The Ndc80 complex targets Bod1 to human mitotic kinetochores.
Schleicher K., Porter M., Ten Have S., Sundaramoorthy R., Porter IM., Swedlow JR.
Regulation of protein phosphatase activity by endogenous protein inhibitors is an important mechanism to control protein phosphorylation in cells. We recently identified Biorientation defective 1 (Bod1) as a small protein inhibitor of protein phosphatase 2A containing the B56 regulatory subunit (PP2A-B56). This phosphatase controls the amount of phosphorylation of several kinetochore proteins and thus the establishment of load-bearing chromosome-spindle attachments in time for accurate separation of sister chromatids in mitosis. Like PP2A-B56, Bod1 directly localizes to mitotic kinetochores and is required for correct segregation of mitotic chromosomes.

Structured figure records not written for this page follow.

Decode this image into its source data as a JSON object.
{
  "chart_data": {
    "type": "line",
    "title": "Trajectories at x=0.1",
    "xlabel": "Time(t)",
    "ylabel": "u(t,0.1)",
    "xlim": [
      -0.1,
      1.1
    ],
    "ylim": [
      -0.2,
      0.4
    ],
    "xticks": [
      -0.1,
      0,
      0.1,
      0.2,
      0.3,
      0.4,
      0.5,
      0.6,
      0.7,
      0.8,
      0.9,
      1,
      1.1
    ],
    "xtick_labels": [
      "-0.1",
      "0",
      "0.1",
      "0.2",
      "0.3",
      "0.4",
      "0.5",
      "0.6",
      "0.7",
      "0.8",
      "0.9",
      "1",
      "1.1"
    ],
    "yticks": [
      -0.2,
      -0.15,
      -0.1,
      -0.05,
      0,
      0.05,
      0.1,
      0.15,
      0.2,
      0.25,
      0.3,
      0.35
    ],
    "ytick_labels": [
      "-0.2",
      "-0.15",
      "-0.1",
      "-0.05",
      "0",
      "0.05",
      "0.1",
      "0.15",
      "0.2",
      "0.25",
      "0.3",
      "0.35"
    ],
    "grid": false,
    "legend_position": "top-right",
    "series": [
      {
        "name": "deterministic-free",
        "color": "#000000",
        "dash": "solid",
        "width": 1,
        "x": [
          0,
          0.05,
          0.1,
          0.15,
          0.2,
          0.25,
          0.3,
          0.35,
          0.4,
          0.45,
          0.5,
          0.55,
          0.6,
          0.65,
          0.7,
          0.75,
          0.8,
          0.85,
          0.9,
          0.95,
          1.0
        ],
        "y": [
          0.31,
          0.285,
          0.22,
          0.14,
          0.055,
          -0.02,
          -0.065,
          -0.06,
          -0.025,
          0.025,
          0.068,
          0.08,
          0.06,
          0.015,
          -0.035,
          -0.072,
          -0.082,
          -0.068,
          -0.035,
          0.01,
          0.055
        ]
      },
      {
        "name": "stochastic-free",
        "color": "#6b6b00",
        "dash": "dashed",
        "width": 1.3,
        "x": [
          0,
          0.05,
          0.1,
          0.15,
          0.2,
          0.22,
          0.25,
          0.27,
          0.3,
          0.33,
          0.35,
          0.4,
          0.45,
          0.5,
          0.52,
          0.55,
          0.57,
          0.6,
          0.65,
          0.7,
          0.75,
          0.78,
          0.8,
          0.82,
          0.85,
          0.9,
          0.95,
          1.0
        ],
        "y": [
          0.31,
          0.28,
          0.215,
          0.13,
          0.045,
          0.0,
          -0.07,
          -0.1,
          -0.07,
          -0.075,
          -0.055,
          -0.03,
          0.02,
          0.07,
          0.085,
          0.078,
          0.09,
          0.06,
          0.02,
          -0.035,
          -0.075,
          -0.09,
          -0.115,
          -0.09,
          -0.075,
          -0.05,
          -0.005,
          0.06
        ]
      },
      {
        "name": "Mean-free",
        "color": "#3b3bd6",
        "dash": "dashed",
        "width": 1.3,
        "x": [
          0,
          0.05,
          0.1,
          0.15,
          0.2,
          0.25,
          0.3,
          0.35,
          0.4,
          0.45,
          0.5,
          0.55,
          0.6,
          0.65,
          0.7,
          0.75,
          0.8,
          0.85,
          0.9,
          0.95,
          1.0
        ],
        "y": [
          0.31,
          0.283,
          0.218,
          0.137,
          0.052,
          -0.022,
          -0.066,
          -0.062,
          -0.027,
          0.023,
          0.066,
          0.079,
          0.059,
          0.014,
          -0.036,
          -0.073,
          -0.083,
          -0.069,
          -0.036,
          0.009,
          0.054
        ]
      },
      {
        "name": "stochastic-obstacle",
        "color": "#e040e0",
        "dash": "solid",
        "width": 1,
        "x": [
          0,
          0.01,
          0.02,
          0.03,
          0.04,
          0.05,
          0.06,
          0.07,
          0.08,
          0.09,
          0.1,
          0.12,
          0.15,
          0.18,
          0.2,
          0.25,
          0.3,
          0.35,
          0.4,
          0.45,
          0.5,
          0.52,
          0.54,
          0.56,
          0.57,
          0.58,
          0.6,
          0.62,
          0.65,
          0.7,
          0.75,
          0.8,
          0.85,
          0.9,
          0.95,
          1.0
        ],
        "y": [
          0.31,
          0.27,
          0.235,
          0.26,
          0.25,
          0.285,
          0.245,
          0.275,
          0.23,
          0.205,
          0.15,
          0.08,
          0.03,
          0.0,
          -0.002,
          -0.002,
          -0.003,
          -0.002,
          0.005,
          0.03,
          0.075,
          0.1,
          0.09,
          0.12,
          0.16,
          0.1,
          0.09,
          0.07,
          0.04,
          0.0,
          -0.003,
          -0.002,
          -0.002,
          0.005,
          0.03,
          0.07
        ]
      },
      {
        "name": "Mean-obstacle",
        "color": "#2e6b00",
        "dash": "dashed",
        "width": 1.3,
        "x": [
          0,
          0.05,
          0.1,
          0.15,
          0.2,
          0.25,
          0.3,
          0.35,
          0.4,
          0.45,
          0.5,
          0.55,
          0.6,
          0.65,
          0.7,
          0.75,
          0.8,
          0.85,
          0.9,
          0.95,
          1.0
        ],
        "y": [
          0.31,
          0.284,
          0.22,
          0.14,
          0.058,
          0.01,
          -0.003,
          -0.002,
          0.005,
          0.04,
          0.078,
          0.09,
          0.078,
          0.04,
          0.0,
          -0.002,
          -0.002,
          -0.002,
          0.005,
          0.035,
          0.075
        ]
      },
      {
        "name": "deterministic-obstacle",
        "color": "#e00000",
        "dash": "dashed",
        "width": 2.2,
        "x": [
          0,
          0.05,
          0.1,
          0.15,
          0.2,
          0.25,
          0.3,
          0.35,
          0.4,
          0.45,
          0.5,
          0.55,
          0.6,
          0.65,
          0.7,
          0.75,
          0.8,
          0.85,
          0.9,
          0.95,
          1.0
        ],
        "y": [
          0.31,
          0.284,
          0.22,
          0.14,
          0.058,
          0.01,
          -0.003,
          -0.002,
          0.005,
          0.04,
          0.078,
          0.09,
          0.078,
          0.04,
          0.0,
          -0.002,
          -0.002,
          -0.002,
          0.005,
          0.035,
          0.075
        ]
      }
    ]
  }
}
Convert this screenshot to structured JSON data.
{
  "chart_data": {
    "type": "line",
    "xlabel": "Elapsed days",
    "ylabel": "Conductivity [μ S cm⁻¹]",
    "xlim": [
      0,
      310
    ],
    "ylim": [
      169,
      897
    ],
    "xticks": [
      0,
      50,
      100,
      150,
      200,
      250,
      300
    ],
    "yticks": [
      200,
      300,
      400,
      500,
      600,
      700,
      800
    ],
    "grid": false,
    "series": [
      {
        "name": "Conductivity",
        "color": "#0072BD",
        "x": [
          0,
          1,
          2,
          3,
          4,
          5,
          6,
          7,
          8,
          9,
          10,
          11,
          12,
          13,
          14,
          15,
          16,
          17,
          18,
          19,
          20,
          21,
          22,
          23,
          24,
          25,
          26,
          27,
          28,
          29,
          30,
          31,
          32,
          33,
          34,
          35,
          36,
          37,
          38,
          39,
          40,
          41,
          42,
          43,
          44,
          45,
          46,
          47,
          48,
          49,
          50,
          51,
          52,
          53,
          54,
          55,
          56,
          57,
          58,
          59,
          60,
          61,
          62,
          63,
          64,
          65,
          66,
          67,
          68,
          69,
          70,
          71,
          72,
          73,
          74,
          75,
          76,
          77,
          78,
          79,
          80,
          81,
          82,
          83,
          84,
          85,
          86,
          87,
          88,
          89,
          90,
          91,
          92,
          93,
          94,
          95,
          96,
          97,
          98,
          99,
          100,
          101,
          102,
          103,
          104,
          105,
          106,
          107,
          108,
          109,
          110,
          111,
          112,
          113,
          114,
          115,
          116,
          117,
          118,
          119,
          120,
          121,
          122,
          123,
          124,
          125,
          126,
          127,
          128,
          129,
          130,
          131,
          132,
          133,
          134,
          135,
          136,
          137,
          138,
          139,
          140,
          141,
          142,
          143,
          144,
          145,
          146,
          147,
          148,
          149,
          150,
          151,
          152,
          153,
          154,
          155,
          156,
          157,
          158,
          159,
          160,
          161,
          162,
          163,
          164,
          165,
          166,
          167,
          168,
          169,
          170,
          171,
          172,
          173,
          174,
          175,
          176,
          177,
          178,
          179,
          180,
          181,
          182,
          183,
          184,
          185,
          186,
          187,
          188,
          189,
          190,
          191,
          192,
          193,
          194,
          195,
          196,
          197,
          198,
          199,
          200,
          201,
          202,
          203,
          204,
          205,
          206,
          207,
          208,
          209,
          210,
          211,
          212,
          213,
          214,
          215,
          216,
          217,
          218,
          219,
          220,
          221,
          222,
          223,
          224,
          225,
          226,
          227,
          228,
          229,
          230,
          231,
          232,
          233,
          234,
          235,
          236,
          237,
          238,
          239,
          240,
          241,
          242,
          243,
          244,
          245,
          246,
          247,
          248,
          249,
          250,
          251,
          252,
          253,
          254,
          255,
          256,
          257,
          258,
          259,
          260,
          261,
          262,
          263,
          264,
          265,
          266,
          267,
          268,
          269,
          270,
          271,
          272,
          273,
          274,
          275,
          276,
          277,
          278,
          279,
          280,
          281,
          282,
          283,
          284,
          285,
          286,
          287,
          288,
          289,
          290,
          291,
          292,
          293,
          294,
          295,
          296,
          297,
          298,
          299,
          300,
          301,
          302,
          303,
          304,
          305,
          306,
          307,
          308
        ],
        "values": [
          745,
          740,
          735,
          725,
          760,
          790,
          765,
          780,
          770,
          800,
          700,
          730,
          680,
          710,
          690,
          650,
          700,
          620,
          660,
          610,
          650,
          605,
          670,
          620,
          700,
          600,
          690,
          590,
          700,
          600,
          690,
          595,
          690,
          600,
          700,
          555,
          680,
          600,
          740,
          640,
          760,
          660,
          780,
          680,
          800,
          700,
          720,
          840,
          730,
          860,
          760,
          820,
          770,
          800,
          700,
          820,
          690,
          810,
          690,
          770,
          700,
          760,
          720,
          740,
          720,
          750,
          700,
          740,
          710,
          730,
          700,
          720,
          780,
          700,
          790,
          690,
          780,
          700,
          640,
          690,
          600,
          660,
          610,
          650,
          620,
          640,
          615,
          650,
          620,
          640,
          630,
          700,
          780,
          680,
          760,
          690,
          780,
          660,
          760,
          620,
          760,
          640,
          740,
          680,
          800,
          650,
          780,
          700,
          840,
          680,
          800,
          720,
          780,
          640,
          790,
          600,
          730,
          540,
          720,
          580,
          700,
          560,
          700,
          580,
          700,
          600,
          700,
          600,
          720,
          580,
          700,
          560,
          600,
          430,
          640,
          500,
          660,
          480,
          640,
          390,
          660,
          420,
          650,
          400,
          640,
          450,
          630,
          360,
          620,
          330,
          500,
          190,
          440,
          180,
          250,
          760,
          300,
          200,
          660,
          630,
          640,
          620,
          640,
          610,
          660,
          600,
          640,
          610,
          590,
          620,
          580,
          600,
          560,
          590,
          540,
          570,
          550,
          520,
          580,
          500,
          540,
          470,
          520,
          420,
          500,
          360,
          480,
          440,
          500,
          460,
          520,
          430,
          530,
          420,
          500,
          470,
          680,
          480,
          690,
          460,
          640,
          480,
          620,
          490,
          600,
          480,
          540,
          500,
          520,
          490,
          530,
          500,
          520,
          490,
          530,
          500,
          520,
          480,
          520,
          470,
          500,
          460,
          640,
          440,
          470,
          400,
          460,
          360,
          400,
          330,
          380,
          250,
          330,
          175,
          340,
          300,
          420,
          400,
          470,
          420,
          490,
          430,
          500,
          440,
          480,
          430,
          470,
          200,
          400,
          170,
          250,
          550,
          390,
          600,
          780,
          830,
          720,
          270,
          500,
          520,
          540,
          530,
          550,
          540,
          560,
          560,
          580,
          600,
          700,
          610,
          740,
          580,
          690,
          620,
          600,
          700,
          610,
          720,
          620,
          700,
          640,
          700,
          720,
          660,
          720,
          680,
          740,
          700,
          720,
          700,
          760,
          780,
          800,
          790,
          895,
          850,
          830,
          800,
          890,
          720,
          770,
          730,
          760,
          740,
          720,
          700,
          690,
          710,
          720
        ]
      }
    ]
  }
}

In this report, we have probed the spatio-temporal regulation of Bod1 during mitotic progression. Kinetochore localization of Bod1 increases from nuclear envelope breakdown until metaphase. Phosphorylation of Bod1 at threonine 95 (T95), which increases Bod1's binding to and inhibition of PP2A-B56, peaks in prometaphase when PP2A-B56 localization to kinetochores is highest. We demonstrate here that kinetochore targeting of Bod1 depends on the outer kinetochore protein Ndc80 and not PP2A-B56. Crucially, Bod1 depletion functionally affects Ndc80 phosphorylation at the N-terminal serine 55 (S55), as well as a number of other phosphorylation sites within the outer kinetochore, including Knl1 at serine 24 and 60 (S24, S60), and threonine T943 and T1155 (T943, T1155). Therefore, Ndc80 recruits a phosphatase inhibitor to kinetochores which directly feeds forward to regulate Ndc80, and Knl1 phosphorylation, including sites that mediate the attachment of microtubules to kinetochores.